As soon as the news spread the Donaldson family home back in Blackpool was bombarded with phone calls from old friends of Ian’s. Wanting to know details of the funeral. Arthur Donaldson has just buried his wife 2 years before and now had to face burying his son dead at age 36.
As ever newspapers were relentless. Mr Donaldson told the local paper “I am frightened of answering the phone. The media have been ruthless.” The media was full of stories about the expected clashes between Nazis and left-wingers at Ian’s funeral. Because of this it was decided to hold a small family funeral. “Ian had his beliefs and he attracted enemies as well as friends. Police vetoed his gigs and now that Ian is dead people are drumming it all up again.” Mr Donaldson was determined to avoid the whole thing turned into a political circus. “This should be a quiet funeral with his family and no the scene of a demonstration.” Out of total respect everyone listened and obeyed Ian’s fathers’ wishes. The hard choice had to be made to cremate Ian’s remains to stop the Reds from later desecrating his body and/or grave.
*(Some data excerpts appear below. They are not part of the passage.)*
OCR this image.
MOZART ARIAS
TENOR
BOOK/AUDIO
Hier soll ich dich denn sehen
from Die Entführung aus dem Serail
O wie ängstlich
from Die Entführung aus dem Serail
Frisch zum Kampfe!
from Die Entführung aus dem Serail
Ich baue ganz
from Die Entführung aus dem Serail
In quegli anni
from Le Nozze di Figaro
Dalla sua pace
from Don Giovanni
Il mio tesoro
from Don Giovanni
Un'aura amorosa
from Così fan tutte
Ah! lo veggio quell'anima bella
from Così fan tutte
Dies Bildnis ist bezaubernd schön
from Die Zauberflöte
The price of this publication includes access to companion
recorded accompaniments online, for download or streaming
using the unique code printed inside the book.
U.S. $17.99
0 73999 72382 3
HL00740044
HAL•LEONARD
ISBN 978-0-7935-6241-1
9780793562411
There were about 20 people present on the 5th October at the Carleton Crematorium to witness the peaceful ceremony. Among those present were Cat, Ian’s fiancee Diane, his brother Tony and his life long friend, and original Skrewdriver drummer, Grinny. Bon Jovis’ song ‘Blaze of Glory’ was played and even Lemmy of Motorhead sent flowers.
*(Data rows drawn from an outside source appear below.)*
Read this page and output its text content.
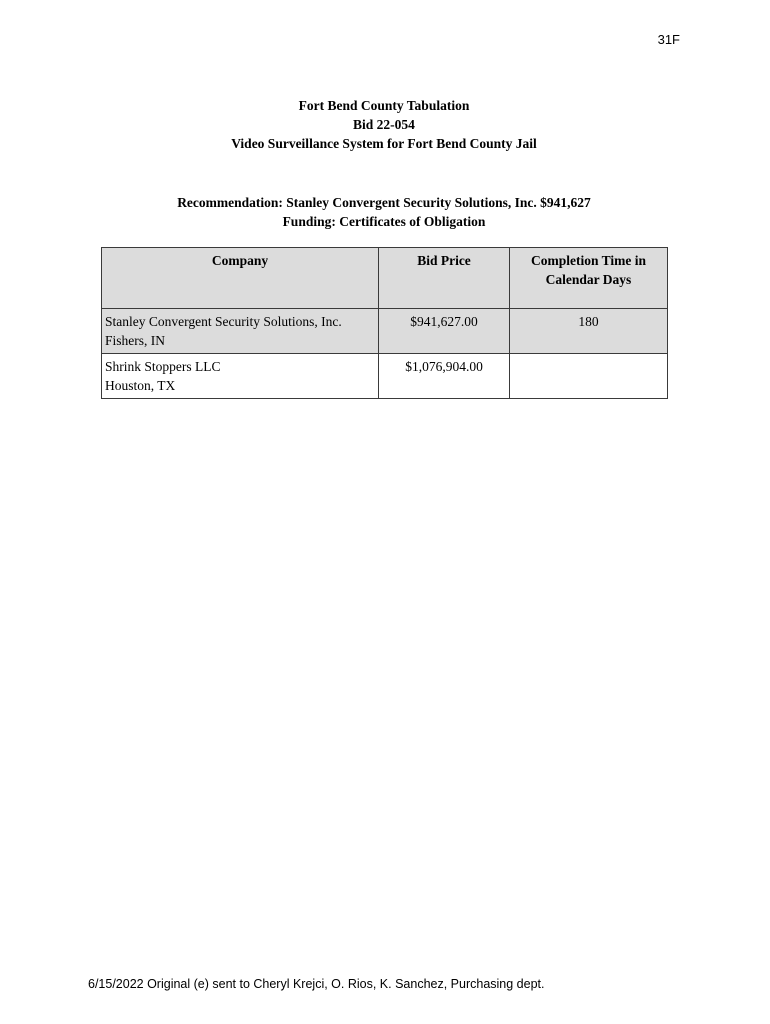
31F
Fort Bend County Tabulation
Bid 22-054
Video Surveillance System for Fort Bend County Jail
Recommendation: Stanley Convergent Security Solutions, Inc. $941,627
Funding: Certificates of Obligation
Company	Bid Price	Completion Time in
Calendar Days

Stanley Convergent Security Solutions, Inc.
Fishers, IN	$941,627.00	180

Shrink Stoppers LLC
Houston, TX	$1,076,904.00	
6/15/2022 Original (e) sent to Cheryl Krejci, O. Rios, K. Sanchez, Purchasing dept.
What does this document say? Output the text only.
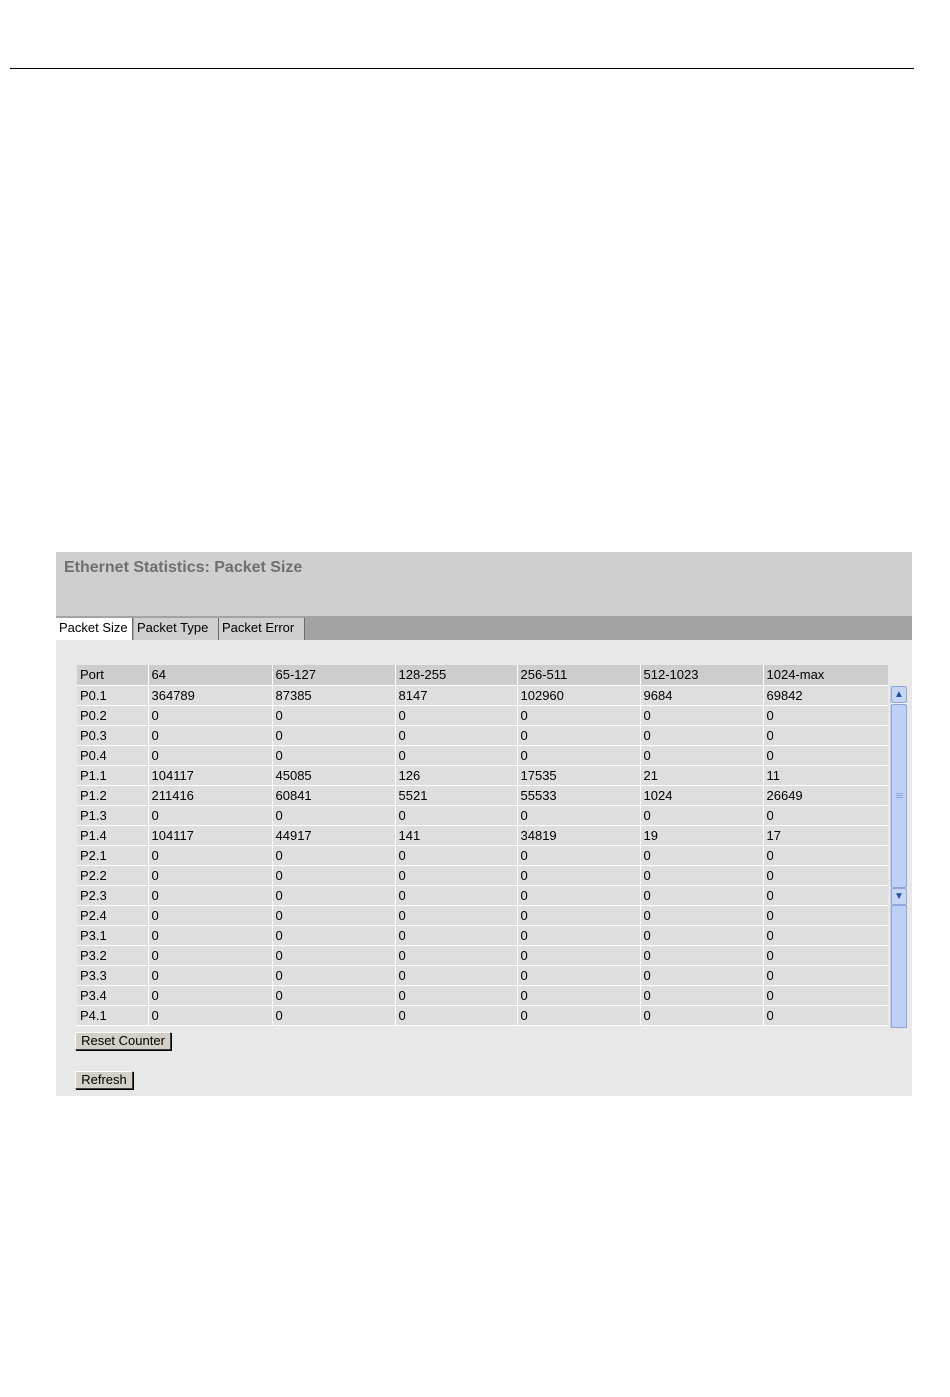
Ethernet Statistics: Packet Size
Packet Size Packet Type	Packet Error
Port	64	65-127	128-255	256-511	512-1023	1024-max
P0.1	364789	87385	8147	102960	9684	69842
P0.2	0	0	0	0	0	0
P0.3	0	0	0	0	0	0
P0.4	0	0	0	0	0	0
P1.1	104117	45085	126	17535	21	11
P1.2	211416	60841	5521	55533	1024	26649
P1.3	0	0	0	0	0	0
P1.4	104117	44917	141	34819	19	17
P2.1	0	0	0	0	0	0
P2.2	0	0	0	0	0	0
P2.3	0	0	0	0	0	0
P2.4	0	0	0	0	0	0
P3.1	0	0	0	0	0	0
P3.2	0	0	0	0	0	0
P3.3	0	0	0	0	0	0
P3.4	0	0	0	0	0	0
P4.1	0	0	0	0	0	0
▲
▼
Reset Counter
Refresh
Ian’s ashes were scattered where once his mother’s were cast and in the sanctuary of the rose garden. Comrades and supporters far and wide made the pilgrimage to Ian’s final resting place in the days and weeks after the cremation and gave homage to their fallen hero. Many did not know which was his plot number in the crematorium and soon a mass of Celtic cross garlands, English roses and red, white and black wreaths engulfed the entrance of the graveyard.
An independent investigator was refused access to the car wreckage, but at the inquest Derby coroner Peter Ashworth concluded: ‘We are still no nearer finding out what caused this tragic accident. All we can say is that because of the car’s two defects the car became less easy to control. But there must have been some other factor which contributed to the crash, even if Ian had not grabbed the wheel in a way many others in the same situation would have done.’ The two defects mentioned were a nail in one of the rear tyres causing a slow air leak and the front shock absorber was leaking.
The suggestion is that Ian’s car had been tampered with. Was it impossible to think that Ian was murdered? His car had previously been tampered with, his death was almost identical to those of Violent Storm, the threat he had become was serious, the police and press cover up, he was about to play the biggest ever festival in Europe, the British establishment are international known as experts in using car crashes in assassinations, recently in the case of Princess Diana. Just as Ian Stuart prophesied in 1991, “You’ll have to kill me to stop me.”